VH: We were invited to Paris two years ago by ENGIE to visit their innovation workshop, and it was there that Anne Hidalgo discovered ONO. She expressed an interest in our solution which, she felt, would have a place in the future in maintenance and the temporary closure of certain streets, and also small-scale work in the capital. We see Paris and the French market as one of the most promising and enthusiastic, in terms of clientele, policy and activation and also cities. Watch this space!
HUB Institute: Is there a synergy between the various players in the mobility (or micro-mobility) sector, for a discussion on infrastructures, investment, etc.?
VH: We are aware that, with this growth in Europe, we are trying to create a more standardised consensus on new methods of mobility at European level. Traditionally we all worked independently, but in developing our solutions we were forced to work together, and this gave rise to new collaborations. We have just launched a white paper on tram logistics, in collaboration with Porsche Consulting, EIT InnoEnergy, the University of Frankfurt, Hermes International GmbH and HÖRMANN Gruppe on adapting trams for logistics delivery. The aim here is to decongest roads and optimise the existing systems in cities to create greener logistics.
At ONO, we would like to share our data with cities in order to improve infrastructures. There is a much younger and more open school of thought than in other industries and we hope that this will bear much fruit in the future.
HUB Institute: Which markets or industries do you see as being most affected or concerned in terms of delivery?
VH: We have been seeing the effects of e-commerce on traditional brands and retail sales for several years, and this has been accentuated by the Covid-19 pandemic which has revealed an increasing number of industries that failed to take steps to speed up their online sales.
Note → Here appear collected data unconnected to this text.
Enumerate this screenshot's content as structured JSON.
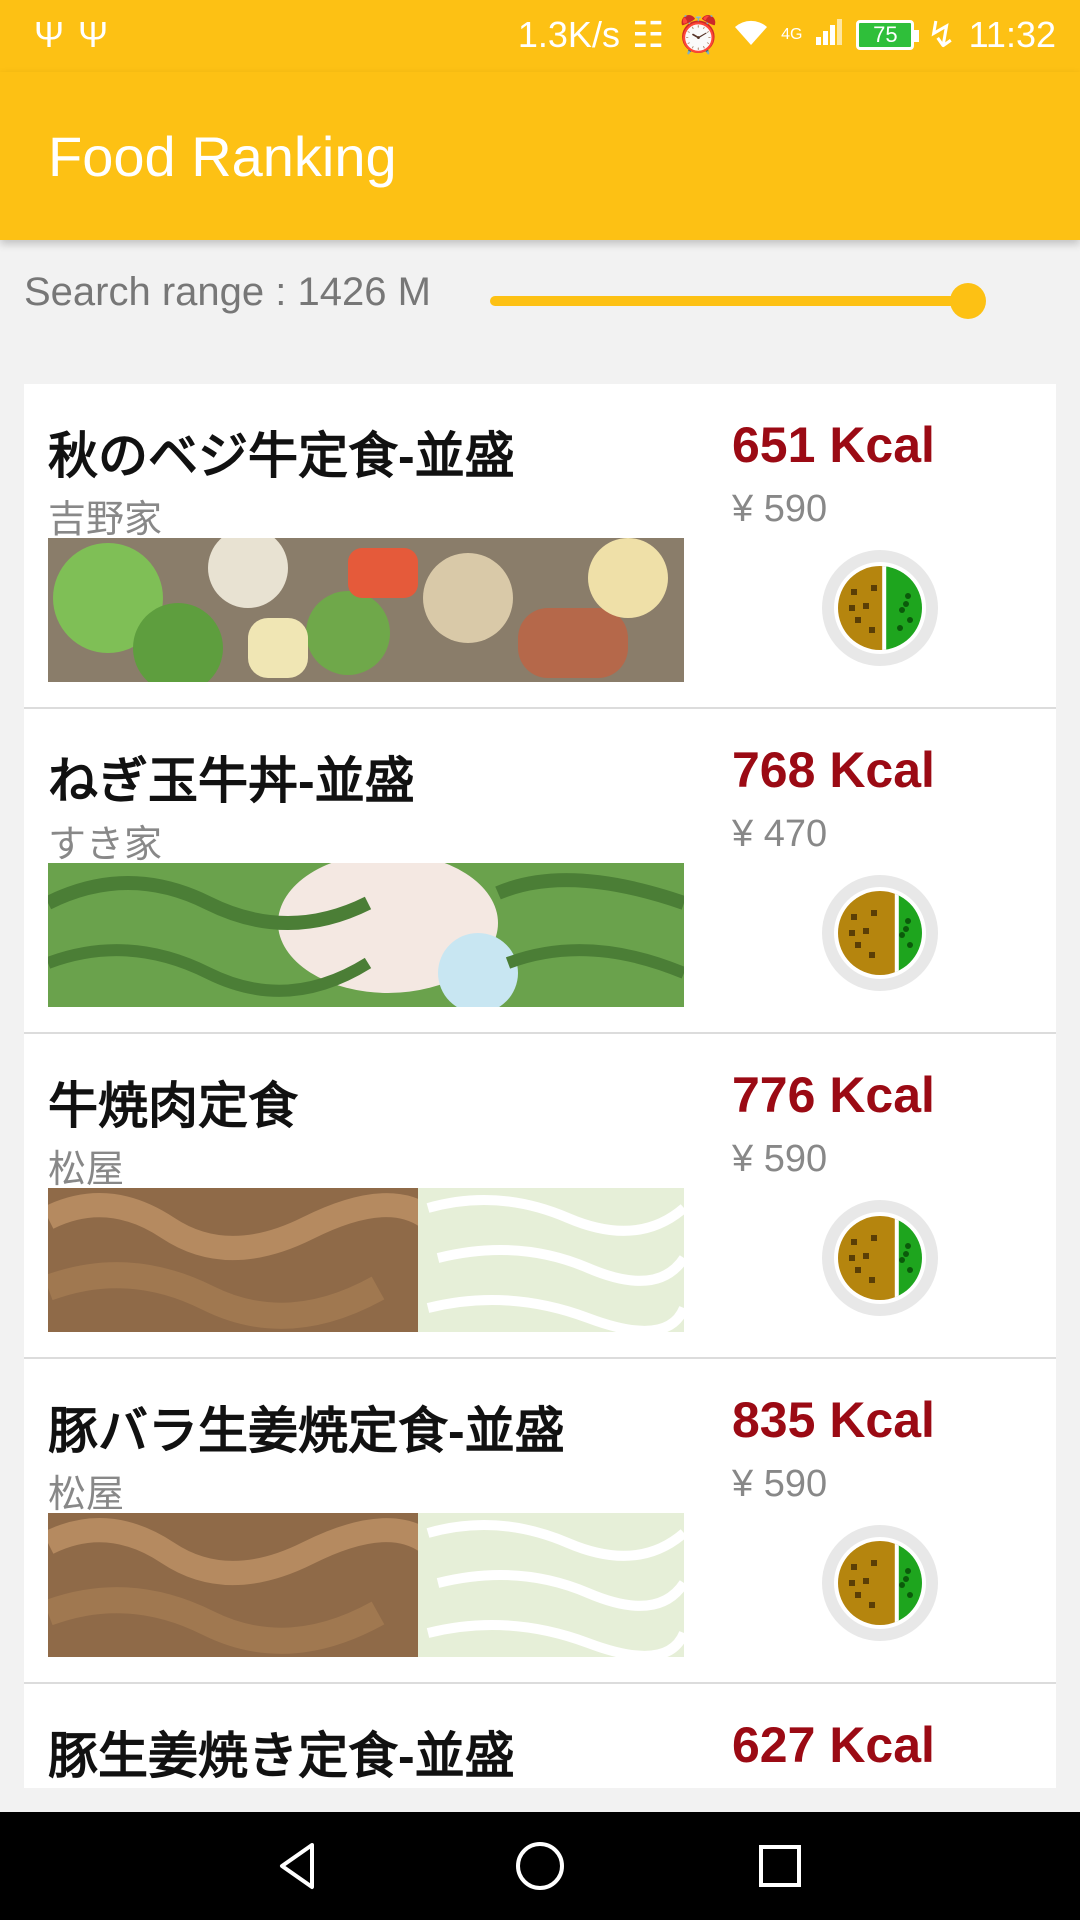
{
  "status_bar": {
    "net_speed": "1.3K/s",
    "signal_type": "4G",
    "battery": "75",
    "time": "11:32",
    "icons": [
      "usb-icon",
      "usb-icon",
      "vibrate-icon",
      "alarm-icon",
      "wifi-icon",
      "cell-signal-icon",
      "battery-icon",
      "charging-icon"
    ]
  },
  "app_bar": {
    "title": "Food Ranking"
  },
  "search": {
    "label": "Search range : 1426 M",
    "slider_fraction": 1.0
  },
  "colors": {
    "accent": "#fdc114",
    "kcal": "#9b0a14",
    "meat": "#b5850e",
    "veg": "#1ea51e"
  },
  "items": [
    {
      "name": "秋のベジ牛定食-並盛",
      "shop": "吉野家",
      "kcal": "651 Kcal",
      "price": "¥ 590",
      "photo": "vegetables",
      "veg_fraction": 0.45
    },
    {
      "name": "ねぎ玉牛丼-並盛",
      "shop": "すき家",
      "kcal": "768 Kcal",
      "price": "¥ 470",
      "photo": "negi-tama-gyudon",
      "veg_fraction": 0.3
    },
    {
      "name": "牛焼肉定食",
      "shop": "松屋",
      "kcal": "776 Kcal",
      "price": "¥ 590",
      "photo": "yakiniku-cabbage",
      "veg_fraction": 0.3
    },
    {
      "name": "豚バラ生姜焼定食-並盛",
      "shop": "松屋",
      "kcal": "835 Kcal",
      "price": "¥ 590",
      "photo": "yakiniku-cabbage",
      "veg_fraction": 0.3
    },
    {
      "name": "豚生姜焼き定食-並盛",
      "shop": "",
      "kcal": "627 Kcal",
      "price": "",
      "photo": "",
      "veg_fraction": 0.3
    }
  ]
}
In the fashion sector, many retailers stand out on account of their delivery method. Instead of opting for classic solutions, some companies will choose to cover the last mile using a more environmentally friendly method of delivery. The sector that has shown the fastest growth during the pandemic is e-groceries (supermarkets/online grocers) and mini-markets that are starting to make deliveries on request (delivery in one to two hours). “Hyper-local” deliveries simply cannot be made by lorry, as there is not enough room in cities where parking is already very limited.